I'm just finally getting to the garage, and only because I had to drop a bunch of stuff off
The stud from seat to tip is 1-15/16 long. So it is probably listed as a 2 inch stud. Mine are 7/16 but you can get 3/8 as well. If you don't want to get guide plates you need to get what's called a rail rocker, that's like the early ones with the guides right on either side of the valve stem. Or if you still have factory style rockers and you can get what's called pedestal mount and they have an alignment standoff that will allow you not to need guide plates.
My studs are also1 15/16. Just did intake broke out on one of centers. Should have or back tomorrow. Not sure how rough to leave surfaces. I know you need some turbulence for air fuel. Tear down and reassembly start this weekend. Does anyone know the color code for wiring on a dodge caravan fan. It was the best match for my radiator I could find.
You're thinking carb application... Ford efi you can polish it all you want. The injectors are right before the valve , and atomization is immediate.

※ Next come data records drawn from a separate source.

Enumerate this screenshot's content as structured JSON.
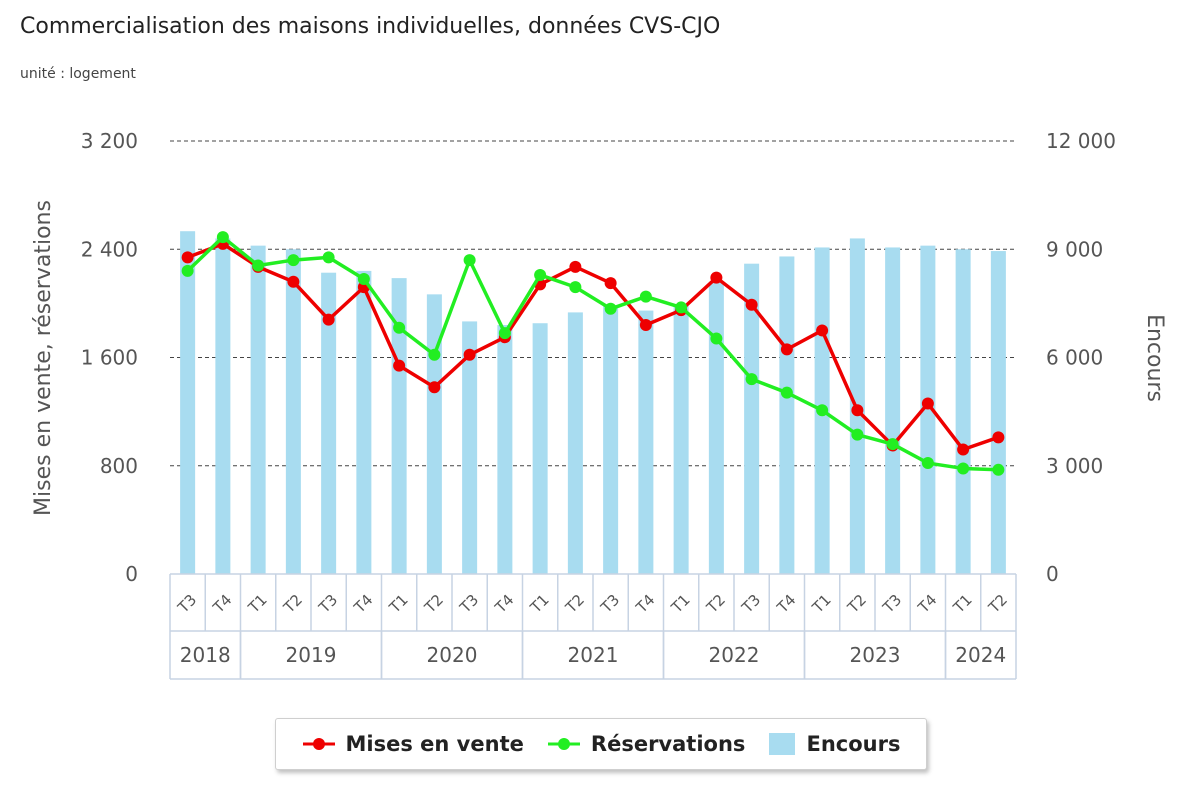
{
  "title": "Commercialisation des maisons individuelles, données CVS-CJO",
  "subtitle": "unité : logement",
  "colors": {
    "mises": "#ee0000",
    "reservations": "#22ee22",
    "encours": "#a8dcf0",
    "grid": "#444444"
  },
  "legend": {
    "mises": "Mises en vente",
    "reservations": "Réservations",
    "encours": "Encours"
  },
  "chart_data": {
    "type": "bar",
    "y_left": {
      "label": "Mises en vente, réservations",
      "range": [
        0,
        3200
      ],
      "ticks": [
        "0",
        "800",
        "1 600",
        "2 400",
        "3 200"
      ],
      "tick_values": [
        0,
        800,
        1600,
        2400,
        3200
      ]
    },
    "y_right": {
      "label": "Encours",
      "range": [
        0,
        12000
      ],
      "ticks": [
        "0",
        "3 000",
        "6 000",
        "9 000",
        "12 000"
      ],
      "tick_values": [
        0,
        3000,
        6000,
        9000,
        12000
      ]
    },
    "categories": [
      "T3",
      "T4",
      "T1",
      "T2",
      "T3",
      "T4",
      "T1",
      "T2",
      "T3",
      "T4",
      "T1",
      "T2",
      "T3",
      "T4",
      "T1",
      "T2",
      "T3",
      "T4",
      "T1",
      "T2",
      "T3",
      "T4",
      "T1",
      "T2"
    ],
    "years": [
      {
        "label": "2018",
        "start": 0,
        "count": 2
      },
      {
        "label": "2019",
        "start": 2,
        "count": 4
      },
      {
        "label": "2020",
        "start": 6,
        "count": 4
      },
      {
        "label": "2021",
        "start": 10,
        "count": 4
      },
      {
        "label": "2022",
        "start": 14,
        "count": 4
      },
      {
        "label": "2023",
        "start": 18,
        "count": 4
      },
      {
        "label": "2024",
        "start": 22,
        "count": 2
      }
    ],
    "grid": true,
    "legend_position": "bottom",
    "series": [
      {
        "name": "Mises en vente",
        "type": "line",
        "axis": "left",
        "values": [
          2340,
          2440,
          2270,
          2160,
          1880,
          2120,
          1540,
          1380,
          1620,
          1750,
          2140,
          2270,
          2150,
          1840,
          1950,
          2190,
          1990,
          1660,
          1800,
          1210,
          950,
          1260,
          920,
          1010
        ]
      },
      {
        "name": "Réservations",
        "type": "line",
        "axis": "left",
        "values": [
          2240,
          2490,
          2280,
          2320,
          2340,
          2180,
          1820,
          1620,
          2320,
          1780,
          2210,
          2120,
          1960,
          2050,
          1970,
          1740,
          1440,
          1340,
          1210,
          1030,
          960,
          820,
          780,
          770
        ]
      },
      {
        "name": "Encours",
        "type": "bar",
        "axis": "right",
        "values": [
          9500,
          9300,
          9100,
          9000,
          8350,
          8400,
          8200,
          7750,
          7000,
          6900,
          6950,
          7250,
          7450,
          7300,
          7450,
          8100,
          8600,
          8800,
          9050,
          9300,
          9050,
          9100,
          9000,
          8950
        ]
      }
    ]
  }
}
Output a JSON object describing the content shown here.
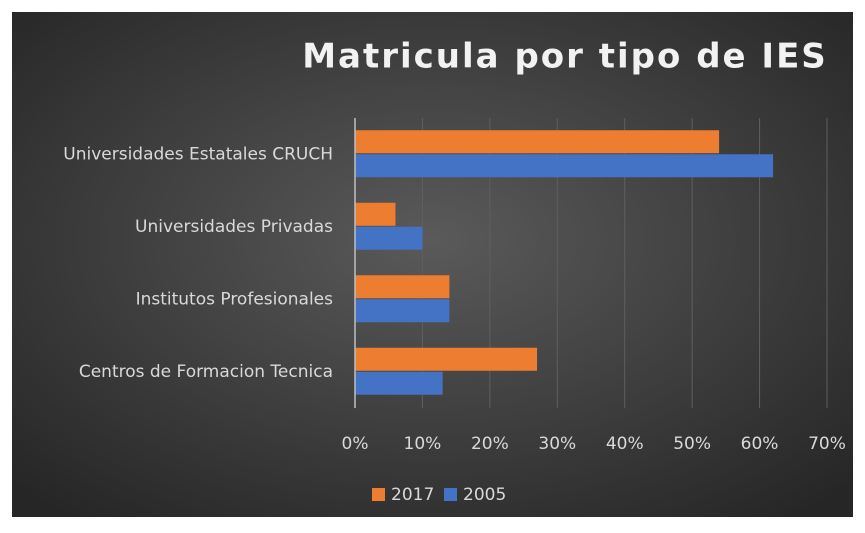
{
  "chart_data": {
    "type": "hbar",
    "title": "Matricula por tipo de IES",
    "categories": [
      "Universidades Estatales CRUCH",
      "Universidades Privadas",
      "Institutos Profesionales",
      "Centros de Formacion Tecnica"
    ],
    "series": [
      {
        "name": "2017",
        "color": "#ed7d31",
        "values": [
          54,
          6,
          14,
          27
        ]
      },
      {
        "name": "2005",
        "color": "#4472c4",
        "values": [
          62,
          10,
          14,
          13
        ]
      }
    ],
    "xlim": [
      0,
      70
    ],
    "xticks": [
      {
        "value": 0,
        "label": "0%"
      },
      {
        "value": 10,
        "label": "10%"
      },
      {
        "value": 20,
        "label": "20%"
      },
      {
        "value": 30,
        "label": "30%"
      },
      {
        "value": 40,
        "label": "40%"
      },
      {
        "value": 50,
        "label": "50%"
      },
      {
        "value": 60,
        "label": "60%"
      },
      {
        "value": 70,
        "label": "70%"
      }
    ],
    "grid": true,
    "legend": "bottom"
  }
}
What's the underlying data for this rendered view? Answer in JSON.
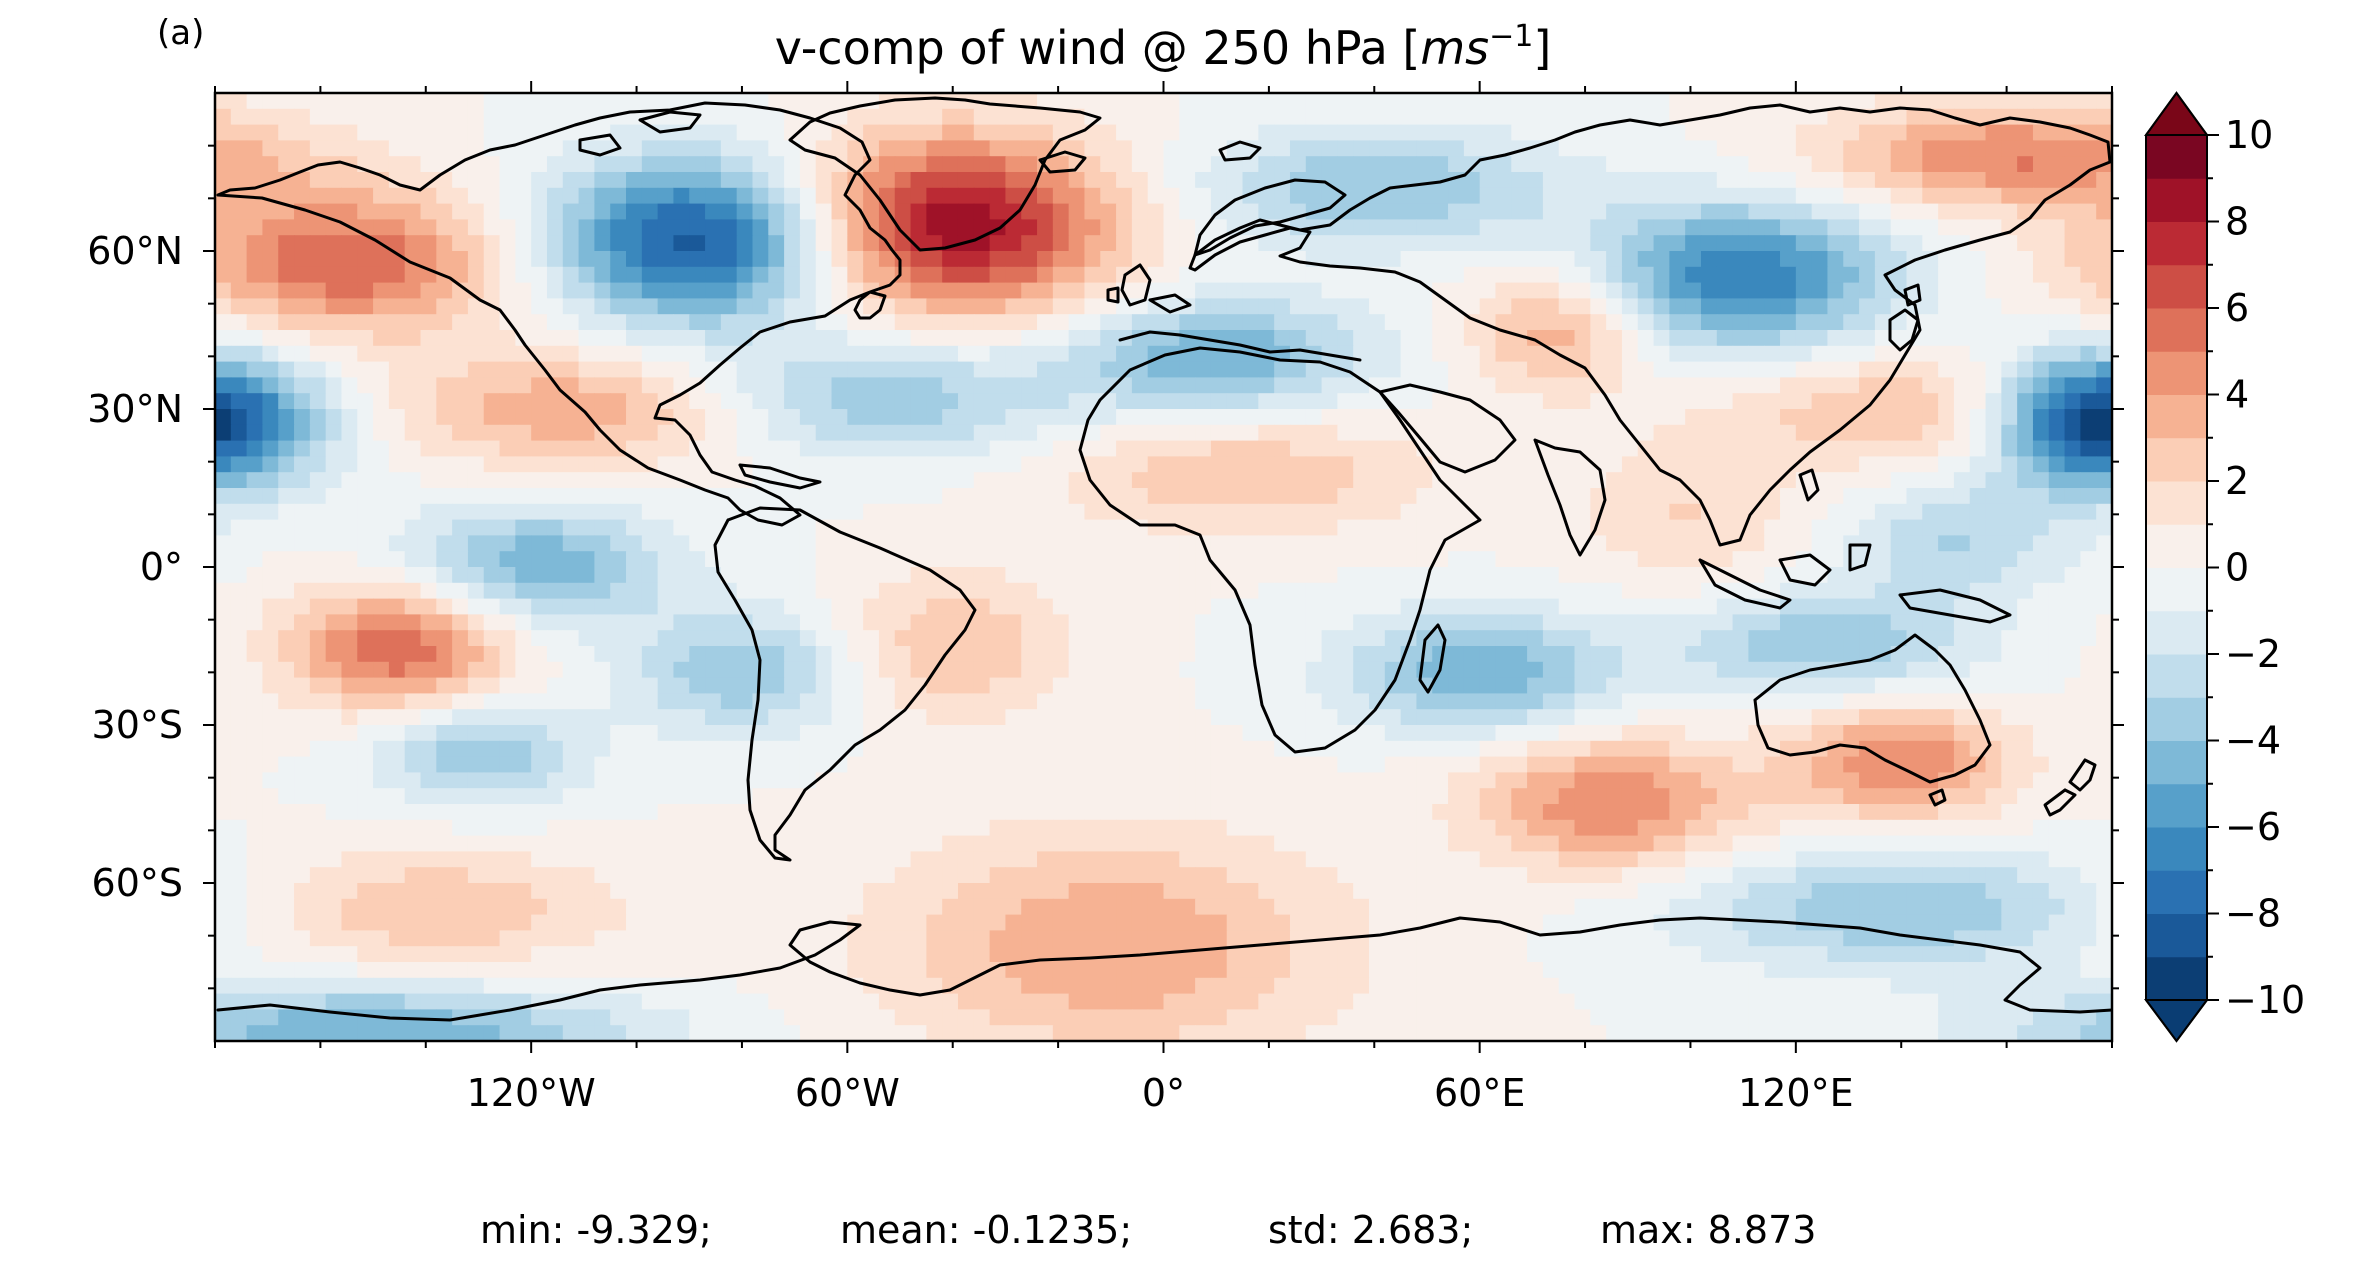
{
  "panel_label": "(a)",
  "title": "v-comp of wind @ 250 hPa [",
  "title_unit_base": "ms",
  "title_unit_exp": "−1",
  "title_close": "]",
  "stats": {
    "min": "min: -9.329;",
    "mean": "mean: -0.1235;",
    "std": "std: 2.683;",
    "max": "max: 8.873"
  },
  "colors": {
    "low_extreme": "#0a3d73",
    "high_extreme": "#7a0618",
    "coast": "#000000"
  },
  "chart_data": {
    "type": "heatmap",
    "projection": "equirectangular",
    "xlim": [
      -180,
      180
    ],
    "ylim": [
      -90,
      90
    ],
    "x_ticks": [
      {
        "value": -120,
        "label": "120°W"
      },
      {
        "value": -60,
        "label": "60°W"
      },
      {
        "value": 0,
        "label": "0°"
      },
      {
        "value": 60,
        "label": "60°E"
      },
      {
        "value": 120,
        "label": "120°E"
      }
    ],
    "y_ticks": [
      {
        "value": 60,
        "label": "60°N"
      },
      {
        "value": 30,
        "label": "30°N"
      },
      {
        "value": 0,
        "label": "0°"
      },
      {
        "value": -30,
        "label": "30°S"
      },
      {
        "value": -60,
        "label": "60°S"
      }
    ],
    "colorbar": {
      "min": -10,
      "max": 10,
      "step": 1,
      "extend": "both",
      "ticks": [
        {
          "value": 10,
          "label": "10"
        },
        {
          "value": 8,
          "label": "8"
        },
        {
          "value": 6,
          "label": "6"
        },
        {
          "value": 4,
          "label": "4"
        },
        {
          "value": 2,
          "label": "2"
        },
        {
          "value": 0,
          "label": "0"
        },
        {
          "value": -2,
          "label": "−2"
        },
        {
          "value": -4,
          "label": "−4"
        },
        {
          "value": -6,
          "label": "−6"
        },
        {
          "value": -8,
          "label": "−8"
        },
        {
          "value": -10,
          "label": "−10"
        }
      ]
    },
    "anomalies": [
      {
        "lon": -40,
        "lat": 65,
        "amp": 9,
        "slon": 22,
        "slat": 12
      },
      {
        "lon": -88,
        "lat": 62,
        "amp": -9,
        "slon": 20,
        "slat": 11
      },
      {
        "lon": -155,
        "lat": 58,
        "amp": 6,
        "slon": 22,
        "slat": 10
      },
      {
        "lon": -175,
        "lat": 28,
        "amp": -6,
        "slon": 14,
        "slat": 9
      },
      {
        "lon": 172,
        "lat": 28,
        "amp": -6,
        "slon": 12,
        "slat": 9
      },
      {
        "lon": 160,
        "lat": 78,
        "amp": 5,
        "slon": 25,
        "slat": 7
      },
      {
        "lon": 110,
        "lat": 55,
        "amp": -7,
        "slon": 20,
        "slat": 10
      },
      {
        "lon": 75,
        "lat": 45,
        "amp": 4,
        "slon": 12,
        "slat": 8
      },
      {
        "lon": 40,
        "lat": 72,
        "amp": -4,
        "slon": 25,
        "slat": 8
      },
      {
        "lon": 10,
        "lat": 40,
        "amp": -5,
        "slon": 20,
        "slat": 8
      },
      {
        "lon": -55,
        "lat": 32,
        "amp": -4,
        "slon": 25,
        "slat": 8
      },
      {
        "lon": -110,
        "lat": 30,
        "amp": 4,
        "slon": 25,
        "slat": 8
      },
      {
        "lon": 15,
        "lat": 18,
        "amp": 3,
        "slon": 25,
        "slat": 8
      },
      {
        "lon": 140,
        "lat": 30,
        "amp": 3,
        "slon": 25,
        "slat": 8
      },
      {
        "lon": -120,
        "lat": 0,
        "amp": -5,
        "slon": 18,
        "slat": 8
      },
      {
        "lon": -145,
        "lat": -15,
        "amp": 6,
        "slon": 15,
        "slat": 9
      },
      {
        "lon": -80,
        "lat": -20,
        "amp": -4,
        "slon": 15,
        "slat": 8
      },
      {
        "lon": -40,
        "lat": -15,
        "amp": 3,
        "slon": 15,
        "slat": 10
      },
      {
        "lon": 60,
        "lat": -20,
        "amp": -5,
        "slon": 18,
        "slat": 8
      },
      {
        "lon": 125,
        "lat": -15,
        "amp": -4,
        "slon": 20,
        "slat": 7
      },
      {
        "lon": 140,
        "lat": -37,
        "amp": 5,
        "slon": 15,
        "slat": 8
      },
      {
        "lon": 85,
        "lat": -45,
        "amp": 5,
        "slon": 18,
        "slat": 9
      },
      {
        "lon": -130,
        "lat": -35,
        "amp": -4,
        "slon": 14,
        "slat": 7
      },
      {
        "lon": -140,
        "lat": -65,
        "amp": 3,
        "slon": 25,
        "slat": 8
      },
      {
        "lon": -150,
        "lat": -88,
        "amp": -5,
        "slon": 35,
        "slat": 6
      },
      {
        "lon": -10,
        "lat": -72,
        "amp": 4,
        "slon": 30,
        "slat": 15
      },
      {
        "lon": 140,
        "lat": -65,
        "amp": -4,
        "slon": 30,
        "slat": 8
      },
      {
        "lon": 150,
        "lat": 5,
        "amp": -3,
        "slon": 15,
        "slat": 8
      },
      {
        "lon": 100,
        "lat": 10,
        "amp": 2,
        "slon": 15,
        "slat": 10
      }
    ]
  }
}
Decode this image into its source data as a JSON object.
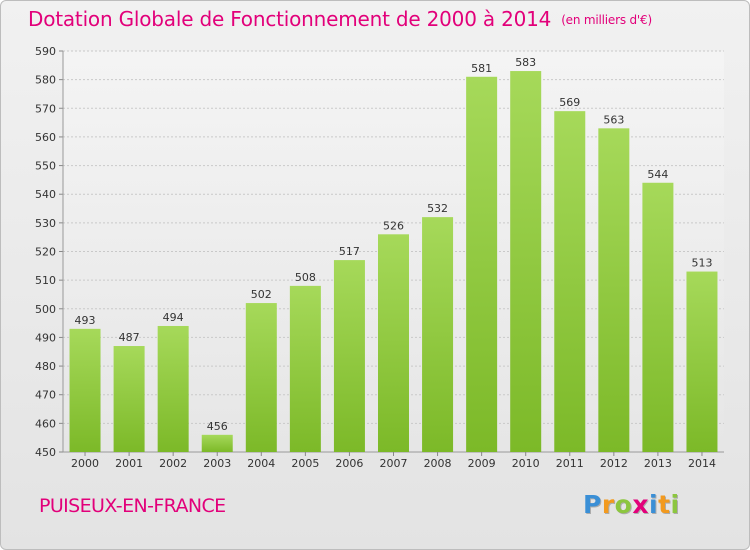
{
  "title": "Dotation Globale de Fonctionnement de 2000 à 2014",
  "unit_note": "(en milliers d'€)",
  "commune": "PUISEUX-EN-FRANCE",
  "logo": {
    "letters": [
      "P",
      "r",
      "o",
      "x",
      "i",
      "t",
      "i"
    ],
    "colors": [
      "#3a8fd6",
      "#f29a1f",
      "#8cc63f",
      "#e2007a",
      "#3a8fd6",
      "#f29a1f",
      "#8cc63f"
    ]
  },
  "chart_data": {
    "type": "bar",
    "categories": [
      "2000",
      "2001",
      "2002",
      "2003",
      "2004",
      "2005",
      "2006",
      "2007",
      "2008",
      "2009",
      "2010",
      "2011",
      "2012",
      "2013",
      "2014"
    ],
    "values": [
      493,
      487,
      494,
      456,
      502,
      508,
      517,
      526,
      532,
      581,
      583,
      569,
      563,
      544,
      513
    ],
    "ylim": [
      450,
      590
    ],
    "yticks": [
      450,
      460,
      470,
      480,
      490,
      500,
      510,
      520,
      530,
      540,
      550,
      560,
      570,
      580,
      590
    ],
    "grid": true,
    "bar_color": "#7cb928",
    "title": "Dotation Globale de Fonctionnement de 2000 à 2014",
    "xlabel": "",
    "ylabel": ""
  }
}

There's very little chance of fuel dropping out of suspension in such a short trip. The intake I polish super smooth. The head I use my 120 grit cartridge roll to polish the carbide burr marks smooth, and it gives it a nicely honed texture. Not glass smooth, but very nice.
I've polished many a head... it was until I pulled a set of 210 afr heads to polish the cnc ridges that I gave up polishing intake side altogether. With hopes of picking up some hp, I gained an insignificant amount on the dyno (something like 5 hp) and felt no difference in power. It's not that I was trying to keep the fuel suspended as much as I was trying to smooth flow, I just think it's a total waste of time. There are situations where it is merited (8000 rpm, boost, etc), no doubt, but for most street applications a clean smooth surface is more than adequate.
By all means, if polishing is your policy then go for it...just sharing my experience.